Certainement, mais je ne fais là que m’inscrire dans une filiation humaniste issue de la Renaissance, à l’image de Pic de la Mirandole, le « prince des érudits », qui pensait que chaque savoir était lié à un tout, de même que chaque cellule de notre corps reprend l’ensemble du message génétique. Or notre mode de pensée est fondé sur la disjonction absolue entre l’humain et le naturel. Tout ce qu’il y a de naturel dans l’humain est cantonné aux départements de biologie des universités, et les sciences humaines ne s’occupent que de sa part culturelle. Cette compartimentation des disciplines nous empêche de faire la relation entre les parties et le tout, car la pensée occidentale dominante ne sait opérer que par disjonction ou réduction. Mais il y a quelques exceptions, comme celle de Blaise Pascal, dont cette phrase des Pensées est d’ailleurs devenue pour moi une devise maîtresse : « Toute chose étant aidée et aidante, causée et causante et toute et tout étant lié par un lien insensible qui relie les parties les plus éloignées les unes des autres, je tiens pour impossible de connaître les parties si je ne connais le tout comme de connaître le tout si je ne connais les parties. »

 

La réforme du système éducatif italien s’élabore actuellement à partir de vos réflexions sur l’éducation… Et l’université « Monde réel », qui a ouvert ses portes en 2005 à Hermosillo, au Mexique, porte votre nom…  Comment se fait-il que votre pensée soit davantage reconnue à l’étranger qu’en France ?
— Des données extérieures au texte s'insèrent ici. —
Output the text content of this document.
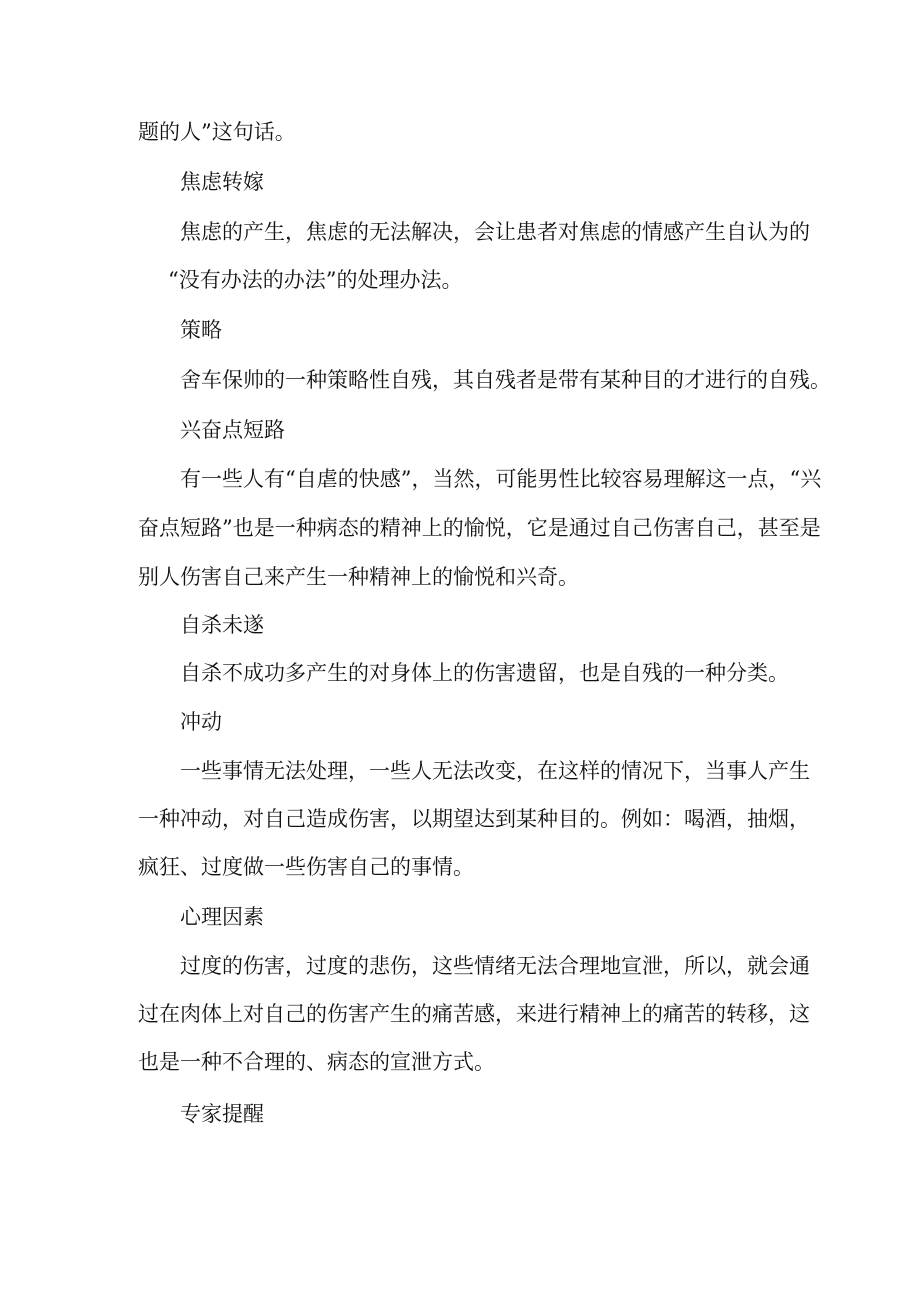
题的人”这句话。

焦虑转嫁

焦虑的产生，焦虑的无法解决，会让患者对焦虑的情感产生自认为的

“没有办法的办法”的处理办法。

策略

舍车保帅的一种策略性自残，其自残者是带有某种目的才进行的自残。

兴奋点短路

有一些人有“自虐的快感”，当然，可能男性比较容易理解这一点，“兴

奋点短路”也是一种病态的精神上的愉悦，它是通过自己伤害自己，甚至是

别人伤害自己来产生一种精神上的愉悦和兴奇。

自杀未遂

自杀不成功多产生的对身体上的伤害遗留，也是自残的一种分类。

冲动

一些事情无法处理，一些人无法改变，在这样的情况下，当事人产生

一种冲动，对自己造成伤害，以期望达到某种目的。例如：喝酒，抽烟，

疯狂、过度做一些伤害自己的事情。

心理因素

过度的伤害，过度的悲伤，这些情绪无法合理地宣泄，所以，就会通

过在肉体上对自己的伤害产生的痛苦感，来进行精神上的痛苦的转移，这

也是一种不合理的、病态的宣泄方式。

专家提醒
Pourquoi, à l’étranger et en Amérique latine en particulier, s’intéresse-t-on à mes idées ? Sans doute parce que le savoir universitaire n’y est pas coupé de la vie populaire. Il y a également une vitalité tragique et admirable sur ce continent qui a connu tant de blessures. Il y a les métissages culturels qui favorisent l’ouverture de l’esprit. Après les déceptions du révolutionnarisme et du néolibéralisme, il y a une aspiration à une autre pensée, une autre pratique. Et puis, un livre polyphonique comme Cent ans de solitude, de Gabriel García Márquez, c’est en quelque sorte la pensée complexe en roman !

 

En France, le dialogue politique ou conceptuel à partir de vos travaux semble un peu moins fécond. Est-ce en raison de votre volonté de ne pas « jouer le jeu » du monde intellectuel ?

Ici, je suis rejeté par l’esprit disciplinaire fermé pour qui tout ce qui est en dehors de la spécialisation est pur bavardage. Je suis ignoré par les critiques pour qui les écrits sont à étiqueter dans les rubriques « littérature », « philosophie », « sociologie », « histoire », « science » et qui, faute de pouvoir m’inscrire dans une de leurs cases, me renvoient dans un no man’s land. À explorer divers champs du savoir, je passe pour un braconnier. Moi, je me vois à la fois philosophe, historien, sociologue, écrivain, mais je suis chassé de chacune de ces catégories. Ma façon d’être de gauche est incomprise par les partis et par la tribu des intellectuels de gauche. Je suis en dehors des courses au pouvoir intellectuel. L’inséparabilité entre mon œuvre et ma vie semble obscène à beaucoup. Comme je l’ai écrit dans Mes démons, où j’essaie de comprendre qui je suis, je suis de ceux qui ont une vie, et non une carrière.